Länger blieb ein 18-Jähriger. Die 19-Jährige sei “sehr zu” gewesen, als sie in der Wohnung erschien, habe nicht mehr gerade gehen können und gelallt: “Man konnte sich mit ihr nicht wirklich unterhalten.” Bis auf den Angeklagten, der am Sonntagvormittag “hyperaktiv” gewesen sei, “waren alle tot vom Fortgehen, müde, nicht mehr ansprechbar.” Der Angeklagte habe dagegen alkoholische Getränke gemixt (“Die Mischung war nicht sehr genüsslich”) und diese herumgereicht und zum Trinken aufgefordert. Die 19-Jährige habe sich schließlich mit ihrem damaligen Begleiter auf eine Decke gelegt und eine halbe Stunde oder Stunde geschlafen.

Bevor er die Wohnung verließ, habe man bei der 19-Jährigen noch den Puls gemessen, gab der 18 Jahre alte Zeuge zu Protokoll. Das sei insofern nicht ungewöhnlich gewesen, als man ja wissen müsse, “was mit jemandem ist, wenn er so zu ist. Sicher ist sicher”. Zu diesen Zeitpunkt sei dann auch der Angeklagte “extrem zu” gewesen – eine Folge der hochprozentigen Alkoholmischung. Da bei der 19-Jährigen noch der Puls zu spüren gewesen sei, “habe ich mir überhaupt keine Sorgen gemacht, als wir gegangen sind”.

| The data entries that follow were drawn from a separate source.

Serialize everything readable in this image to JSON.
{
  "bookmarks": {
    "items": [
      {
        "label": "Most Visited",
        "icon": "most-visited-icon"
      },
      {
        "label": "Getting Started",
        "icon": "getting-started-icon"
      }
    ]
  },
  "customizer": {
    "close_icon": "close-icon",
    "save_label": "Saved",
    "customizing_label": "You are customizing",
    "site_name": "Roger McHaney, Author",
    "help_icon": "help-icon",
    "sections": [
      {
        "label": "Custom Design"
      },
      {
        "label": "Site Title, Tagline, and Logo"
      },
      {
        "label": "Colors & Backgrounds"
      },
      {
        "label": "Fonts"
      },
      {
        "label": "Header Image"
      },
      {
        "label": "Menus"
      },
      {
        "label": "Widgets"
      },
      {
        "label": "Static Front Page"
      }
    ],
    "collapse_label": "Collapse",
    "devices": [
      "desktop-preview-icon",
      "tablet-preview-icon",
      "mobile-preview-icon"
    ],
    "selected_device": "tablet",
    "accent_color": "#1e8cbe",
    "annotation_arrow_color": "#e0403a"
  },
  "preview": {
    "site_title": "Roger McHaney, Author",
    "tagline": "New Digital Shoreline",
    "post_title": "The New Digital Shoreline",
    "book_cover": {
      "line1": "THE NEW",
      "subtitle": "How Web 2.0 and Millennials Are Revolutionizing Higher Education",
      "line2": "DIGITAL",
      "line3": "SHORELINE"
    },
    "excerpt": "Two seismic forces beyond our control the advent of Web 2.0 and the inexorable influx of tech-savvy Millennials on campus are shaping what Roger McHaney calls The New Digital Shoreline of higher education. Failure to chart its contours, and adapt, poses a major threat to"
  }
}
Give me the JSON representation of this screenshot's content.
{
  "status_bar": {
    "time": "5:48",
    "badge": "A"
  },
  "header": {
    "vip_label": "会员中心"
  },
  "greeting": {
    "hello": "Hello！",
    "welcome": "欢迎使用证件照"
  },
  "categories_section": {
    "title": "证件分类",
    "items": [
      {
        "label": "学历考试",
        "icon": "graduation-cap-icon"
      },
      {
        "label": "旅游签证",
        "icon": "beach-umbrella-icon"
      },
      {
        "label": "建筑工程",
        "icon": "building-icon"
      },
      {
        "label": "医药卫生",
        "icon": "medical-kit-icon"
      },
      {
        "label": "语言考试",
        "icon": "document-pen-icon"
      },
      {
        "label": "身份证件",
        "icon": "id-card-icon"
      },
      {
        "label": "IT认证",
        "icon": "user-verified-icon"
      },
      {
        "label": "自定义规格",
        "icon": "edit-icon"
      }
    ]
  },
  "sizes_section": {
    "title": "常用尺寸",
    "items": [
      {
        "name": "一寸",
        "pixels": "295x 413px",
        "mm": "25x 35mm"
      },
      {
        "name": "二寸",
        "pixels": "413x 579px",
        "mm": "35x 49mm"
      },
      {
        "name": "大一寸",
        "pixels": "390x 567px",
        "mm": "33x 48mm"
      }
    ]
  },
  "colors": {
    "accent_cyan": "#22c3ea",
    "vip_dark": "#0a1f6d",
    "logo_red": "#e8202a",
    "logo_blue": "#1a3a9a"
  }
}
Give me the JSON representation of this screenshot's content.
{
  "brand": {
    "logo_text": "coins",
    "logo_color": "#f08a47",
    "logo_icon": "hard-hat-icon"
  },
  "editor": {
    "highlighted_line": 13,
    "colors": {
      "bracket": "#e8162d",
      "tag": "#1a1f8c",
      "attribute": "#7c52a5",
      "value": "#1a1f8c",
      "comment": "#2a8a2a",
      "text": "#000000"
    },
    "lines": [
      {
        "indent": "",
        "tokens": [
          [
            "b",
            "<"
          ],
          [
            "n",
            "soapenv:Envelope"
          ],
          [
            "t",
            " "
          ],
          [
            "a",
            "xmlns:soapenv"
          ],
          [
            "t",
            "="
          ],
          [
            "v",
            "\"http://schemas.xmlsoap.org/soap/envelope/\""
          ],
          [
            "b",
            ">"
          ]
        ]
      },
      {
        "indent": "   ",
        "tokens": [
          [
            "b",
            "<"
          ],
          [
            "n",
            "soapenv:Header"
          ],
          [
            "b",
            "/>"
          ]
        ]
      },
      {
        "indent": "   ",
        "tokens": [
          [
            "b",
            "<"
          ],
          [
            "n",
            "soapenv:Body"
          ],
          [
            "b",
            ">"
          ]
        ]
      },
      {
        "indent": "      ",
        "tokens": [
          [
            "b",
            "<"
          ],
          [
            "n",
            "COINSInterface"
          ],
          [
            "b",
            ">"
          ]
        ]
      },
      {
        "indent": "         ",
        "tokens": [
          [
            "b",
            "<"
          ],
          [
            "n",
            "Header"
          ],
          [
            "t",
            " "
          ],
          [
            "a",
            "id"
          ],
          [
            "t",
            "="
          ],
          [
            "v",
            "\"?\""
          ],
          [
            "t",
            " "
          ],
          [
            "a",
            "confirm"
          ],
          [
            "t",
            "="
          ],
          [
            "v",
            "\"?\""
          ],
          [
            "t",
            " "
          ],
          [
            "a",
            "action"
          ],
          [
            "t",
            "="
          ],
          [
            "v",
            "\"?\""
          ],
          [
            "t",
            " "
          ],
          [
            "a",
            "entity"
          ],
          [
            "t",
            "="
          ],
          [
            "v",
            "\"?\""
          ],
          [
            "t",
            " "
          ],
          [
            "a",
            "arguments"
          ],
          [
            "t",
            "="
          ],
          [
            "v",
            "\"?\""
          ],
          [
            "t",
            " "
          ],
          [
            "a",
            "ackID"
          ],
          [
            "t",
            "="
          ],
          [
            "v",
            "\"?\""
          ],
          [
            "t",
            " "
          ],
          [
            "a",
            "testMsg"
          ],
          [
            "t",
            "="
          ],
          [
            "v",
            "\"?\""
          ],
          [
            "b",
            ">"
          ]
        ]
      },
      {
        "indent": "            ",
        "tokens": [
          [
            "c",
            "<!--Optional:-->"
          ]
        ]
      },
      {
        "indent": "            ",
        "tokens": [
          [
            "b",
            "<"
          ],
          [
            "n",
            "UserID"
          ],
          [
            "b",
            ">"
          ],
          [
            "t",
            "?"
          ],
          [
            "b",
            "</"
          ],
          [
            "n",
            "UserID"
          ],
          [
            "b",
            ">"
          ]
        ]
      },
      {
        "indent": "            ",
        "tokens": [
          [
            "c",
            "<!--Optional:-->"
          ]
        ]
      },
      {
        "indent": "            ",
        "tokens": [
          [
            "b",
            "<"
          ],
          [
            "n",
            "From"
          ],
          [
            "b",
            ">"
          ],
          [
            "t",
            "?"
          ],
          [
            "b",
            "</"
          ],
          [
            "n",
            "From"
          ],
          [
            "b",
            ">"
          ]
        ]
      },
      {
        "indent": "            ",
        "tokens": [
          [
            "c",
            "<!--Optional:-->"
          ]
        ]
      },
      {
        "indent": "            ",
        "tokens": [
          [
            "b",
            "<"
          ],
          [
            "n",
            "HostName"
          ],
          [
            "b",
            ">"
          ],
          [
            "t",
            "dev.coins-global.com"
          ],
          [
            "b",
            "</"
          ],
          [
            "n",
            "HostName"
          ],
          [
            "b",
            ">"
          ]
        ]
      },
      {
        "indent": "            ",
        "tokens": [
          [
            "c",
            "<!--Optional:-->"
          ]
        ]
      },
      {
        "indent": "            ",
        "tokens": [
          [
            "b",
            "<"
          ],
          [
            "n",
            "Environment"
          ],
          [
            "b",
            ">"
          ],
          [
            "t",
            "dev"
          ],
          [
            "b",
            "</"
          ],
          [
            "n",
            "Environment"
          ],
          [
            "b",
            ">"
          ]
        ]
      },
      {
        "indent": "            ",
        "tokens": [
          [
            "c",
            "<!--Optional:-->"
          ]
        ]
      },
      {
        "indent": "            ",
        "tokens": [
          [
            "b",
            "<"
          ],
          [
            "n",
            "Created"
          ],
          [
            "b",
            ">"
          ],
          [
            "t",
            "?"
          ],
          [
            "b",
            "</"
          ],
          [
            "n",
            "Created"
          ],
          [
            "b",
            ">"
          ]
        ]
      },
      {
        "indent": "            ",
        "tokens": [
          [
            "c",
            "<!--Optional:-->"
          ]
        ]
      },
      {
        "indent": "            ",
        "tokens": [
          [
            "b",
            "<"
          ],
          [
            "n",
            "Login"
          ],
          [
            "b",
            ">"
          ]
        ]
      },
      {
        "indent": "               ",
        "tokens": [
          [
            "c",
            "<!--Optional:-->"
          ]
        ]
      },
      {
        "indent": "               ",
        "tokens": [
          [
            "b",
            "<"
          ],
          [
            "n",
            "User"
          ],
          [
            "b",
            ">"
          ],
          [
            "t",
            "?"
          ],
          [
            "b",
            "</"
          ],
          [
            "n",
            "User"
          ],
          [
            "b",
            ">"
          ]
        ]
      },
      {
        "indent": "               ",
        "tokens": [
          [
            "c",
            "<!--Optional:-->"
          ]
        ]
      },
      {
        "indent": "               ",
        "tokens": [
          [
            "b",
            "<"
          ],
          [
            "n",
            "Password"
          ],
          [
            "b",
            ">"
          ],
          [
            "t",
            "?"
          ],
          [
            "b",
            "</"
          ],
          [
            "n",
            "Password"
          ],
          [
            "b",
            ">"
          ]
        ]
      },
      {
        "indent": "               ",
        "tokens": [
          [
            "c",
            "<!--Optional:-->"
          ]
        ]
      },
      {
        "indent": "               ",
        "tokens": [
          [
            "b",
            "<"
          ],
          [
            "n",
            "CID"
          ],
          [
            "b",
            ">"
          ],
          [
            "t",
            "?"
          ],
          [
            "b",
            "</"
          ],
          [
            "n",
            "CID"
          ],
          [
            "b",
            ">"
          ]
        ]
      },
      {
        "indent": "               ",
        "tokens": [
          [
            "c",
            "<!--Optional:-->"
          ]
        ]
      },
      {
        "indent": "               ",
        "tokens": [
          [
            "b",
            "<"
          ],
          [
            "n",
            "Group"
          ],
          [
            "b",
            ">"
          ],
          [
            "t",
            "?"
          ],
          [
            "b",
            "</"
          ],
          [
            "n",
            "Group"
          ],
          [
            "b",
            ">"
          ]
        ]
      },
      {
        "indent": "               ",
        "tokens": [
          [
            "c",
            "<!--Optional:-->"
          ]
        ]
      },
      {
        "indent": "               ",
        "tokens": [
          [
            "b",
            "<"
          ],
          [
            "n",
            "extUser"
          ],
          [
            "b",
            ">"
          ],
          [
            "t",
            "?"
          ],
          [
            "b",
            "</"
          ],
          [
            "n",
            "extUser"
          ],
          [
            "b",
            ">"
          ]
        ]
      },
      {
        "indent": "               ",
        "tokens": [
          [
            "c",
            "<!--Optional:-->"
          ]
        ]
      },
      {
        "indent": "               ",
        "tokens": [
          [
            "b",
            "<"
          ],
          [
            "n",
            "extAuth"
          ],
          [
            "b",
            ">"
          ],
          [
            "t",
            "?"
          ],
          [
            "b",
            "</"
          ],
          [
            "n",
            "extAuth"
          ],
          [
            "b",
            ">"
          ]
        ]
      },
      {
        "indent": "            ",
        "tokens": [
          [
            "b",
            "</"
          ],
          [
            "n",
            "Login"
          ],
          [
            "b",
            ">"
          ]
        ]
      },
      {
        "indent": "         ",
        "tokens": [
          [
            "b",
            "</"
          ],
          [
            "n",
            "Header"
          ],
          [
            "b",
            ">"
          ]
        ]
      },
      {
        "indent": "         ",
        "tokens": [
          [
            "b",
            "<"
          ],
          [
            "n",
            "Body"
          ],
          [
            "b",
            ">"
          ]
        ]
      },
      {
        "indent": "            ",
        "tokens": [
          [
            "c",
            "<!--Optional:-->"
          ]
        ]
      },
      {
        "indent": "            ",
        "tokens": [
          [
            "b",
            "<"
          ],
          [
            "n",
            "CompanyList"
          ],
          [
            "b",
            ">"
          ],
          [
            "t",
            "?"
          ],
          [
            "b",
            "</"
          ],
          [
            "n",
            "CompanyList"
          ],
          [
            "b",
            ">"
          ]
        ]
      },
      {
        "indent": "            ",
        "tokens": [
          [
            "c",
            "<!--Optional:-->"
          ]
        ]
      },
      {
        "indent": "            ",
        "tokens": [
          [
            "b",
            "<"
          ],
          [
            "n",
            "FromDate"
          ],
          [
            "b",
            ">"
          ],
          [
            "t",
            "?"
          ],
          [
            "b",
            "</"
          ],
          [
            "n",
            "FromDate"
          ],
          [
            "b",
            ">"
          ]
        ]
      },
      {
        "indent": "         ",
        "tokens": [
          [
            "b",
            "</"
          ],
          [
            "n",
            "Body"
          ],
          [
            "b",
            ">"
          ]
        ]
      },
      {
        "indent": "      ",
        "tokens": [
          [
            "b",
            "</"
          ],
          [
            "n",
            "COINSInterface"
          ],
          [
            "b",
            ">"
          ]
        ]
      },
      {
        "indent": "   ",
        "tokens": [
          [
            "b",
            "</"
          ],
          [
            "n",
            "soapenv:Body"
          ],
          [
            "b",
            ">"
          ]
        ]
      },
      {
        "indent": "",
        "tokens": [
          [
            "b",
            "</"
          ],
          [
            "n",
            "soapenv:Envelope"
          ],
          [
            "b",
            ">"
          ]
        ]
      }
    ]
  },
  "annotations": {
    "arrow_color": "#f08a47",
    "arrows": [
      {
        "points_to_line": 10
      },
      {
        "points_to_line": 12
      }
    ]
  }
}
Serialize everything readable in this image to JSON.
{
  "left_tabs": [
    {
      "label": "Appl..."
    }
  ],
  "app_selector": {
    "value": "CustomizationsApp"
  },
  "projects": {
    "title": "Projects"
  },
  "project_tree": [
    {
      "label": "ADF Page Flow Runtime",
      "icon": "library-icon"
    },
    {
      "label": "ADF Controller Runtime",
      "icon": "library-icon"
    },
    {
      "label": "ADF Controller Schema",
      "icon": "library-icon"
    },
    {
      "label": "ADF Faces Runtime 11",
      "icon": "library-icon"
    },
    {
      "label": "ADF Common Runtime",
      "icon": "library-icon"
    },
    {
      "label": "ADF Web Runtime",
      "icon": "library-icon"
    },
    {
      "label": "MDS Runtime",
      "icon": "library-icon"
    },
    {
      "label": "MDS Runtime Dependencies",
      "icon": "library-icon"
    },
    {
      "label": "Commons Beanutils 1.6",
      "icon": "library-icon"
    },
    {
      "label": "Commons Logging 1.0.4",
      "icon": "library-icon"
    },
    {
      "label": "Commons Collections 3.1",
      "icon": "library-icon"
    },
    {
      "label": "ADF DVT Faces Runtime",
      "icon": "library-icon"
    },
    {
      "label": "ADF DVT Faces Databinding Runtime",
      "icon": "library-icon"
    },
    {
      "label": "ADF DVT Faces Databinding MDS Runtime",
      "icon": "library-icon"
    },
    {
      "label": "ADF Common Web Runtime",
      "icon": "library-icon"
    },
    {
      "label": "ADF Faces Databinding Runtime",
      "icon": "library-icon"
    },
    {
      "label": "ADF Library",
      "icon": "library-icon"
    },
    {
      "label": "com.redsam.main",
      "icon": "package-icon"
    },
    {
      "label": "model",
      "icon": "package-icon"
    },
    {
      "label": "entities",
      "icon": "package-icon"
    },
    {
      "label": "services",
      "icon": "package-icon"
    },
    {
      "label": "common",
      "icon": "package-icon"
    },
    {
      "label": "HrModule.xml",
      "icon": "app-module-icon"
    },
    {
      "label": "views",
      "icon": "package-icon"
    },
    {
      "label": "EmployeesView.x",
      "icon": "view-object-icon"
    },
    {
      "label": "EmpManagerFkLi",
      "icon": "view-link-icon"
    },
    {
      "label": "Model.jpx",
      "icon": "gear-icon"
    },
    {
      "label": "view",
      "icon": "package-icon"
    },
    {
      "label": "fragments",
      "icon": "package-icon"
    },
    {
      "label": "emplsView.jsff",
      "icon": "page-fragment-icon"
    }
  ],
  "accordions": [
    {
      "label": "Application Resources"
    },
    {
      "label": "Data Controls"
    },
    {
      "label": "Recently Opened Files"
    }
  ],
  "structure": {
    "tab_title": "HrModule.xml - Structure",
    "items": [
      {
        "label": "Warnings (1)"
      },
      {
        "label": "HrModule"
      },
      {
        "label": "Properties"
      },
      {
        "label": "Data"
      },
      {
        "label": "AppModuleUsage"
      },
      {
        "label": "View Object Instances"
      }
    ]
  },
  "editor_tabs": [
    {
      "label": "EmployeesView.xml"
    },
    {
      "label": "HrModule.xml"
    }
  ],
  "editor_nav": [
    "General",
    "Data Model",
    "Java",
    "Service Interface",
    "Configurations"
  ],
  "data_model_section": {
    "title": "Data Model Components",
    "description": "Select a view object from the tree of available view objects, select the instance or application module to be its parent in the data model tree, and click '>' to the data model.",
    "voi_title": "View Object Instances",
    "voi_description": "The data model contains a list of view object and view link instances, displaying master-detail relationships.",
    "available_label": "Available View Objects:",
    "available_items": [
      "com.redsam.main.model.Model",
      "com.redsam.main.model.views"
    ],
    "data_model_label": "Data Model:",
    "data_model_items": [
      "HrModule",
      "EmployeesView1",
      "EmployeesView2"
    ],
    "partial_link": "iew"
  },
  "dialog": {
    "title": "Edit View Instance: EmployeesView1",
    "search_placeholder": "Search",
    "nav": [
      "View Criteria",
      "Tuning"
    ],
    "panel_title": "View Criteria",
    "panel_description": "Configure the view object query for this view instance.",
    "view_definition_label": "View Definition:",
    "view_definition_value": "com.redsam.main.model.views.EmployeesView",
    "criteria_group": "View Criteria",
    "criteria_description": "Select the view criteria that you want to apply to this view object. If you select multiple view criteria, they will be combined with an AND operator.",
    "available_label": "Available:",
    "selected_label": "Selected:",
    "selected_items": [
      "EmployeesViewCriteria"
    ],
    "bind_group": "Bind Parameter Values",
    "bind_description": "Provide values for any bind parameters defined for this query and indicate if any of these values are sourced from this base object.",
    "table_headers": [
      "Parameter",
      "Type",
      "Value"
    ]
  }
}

Zwei für das Verfahren wesentliche Zeugen – ein Brüderpaar, einer davon der damalige Begleiter der 19-Jährigen – kamen ihrer Ladung nicht nach. Sie sollen bis September auf Urlaub sein, hieß es. Die Verhandlung ist auf zwei Tage anberaumt, der Prozess wird am 8. August fortgesetzt.